Abstract |
Abstract:
In 1860, Japanese green tea made its debut in New York and over the next few decades gained a significant share of the green-tea-dominated US market, challenging the monopoly previously enjoyed by Chinese teas. Japanese teas made such inroads thanks partly to advertisements produced by East Coast printing houses that presented Chinese tea producers in demeaning ways, in contrast to more generous images offered of their Japanese counterparts. In the 1890s a new, “outside” element entered the US tea market: an India-Ceylon tea lobby that worked to convince Americans to turn away from Japanese and Chinese green teas and instead begin consuming their black teas. Throughout much of the decade, the lobby employed a negative advertising campaign, successful in Britain and Australia, which painted Japanese and Chinese green teas as dirty and dangerous, produced by sweaty coolies in backward factories, in contrast to the modern, mechanized, and “white-supervised” facilities in India and Ceylon.
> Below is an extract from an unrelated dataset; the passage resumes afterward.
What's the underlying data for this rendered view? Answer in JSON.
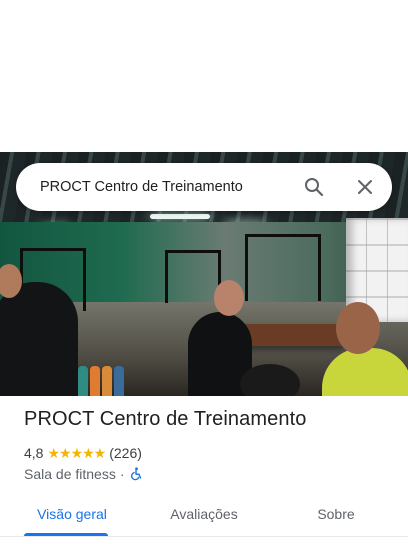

The negative campaign proved successful, helping to transform the United States into the predominately black-tea-consuming nation it remains today.
This presentation will examine this fluid landscape of racial imagery in tea advertising to offer observations about American conceptions of East Asians in the late nineteenth century. It will also consider the India-Ceylon negative campaign through the experiences of a Singhalese merchant working to establish an import and retail tea firm in Chicago.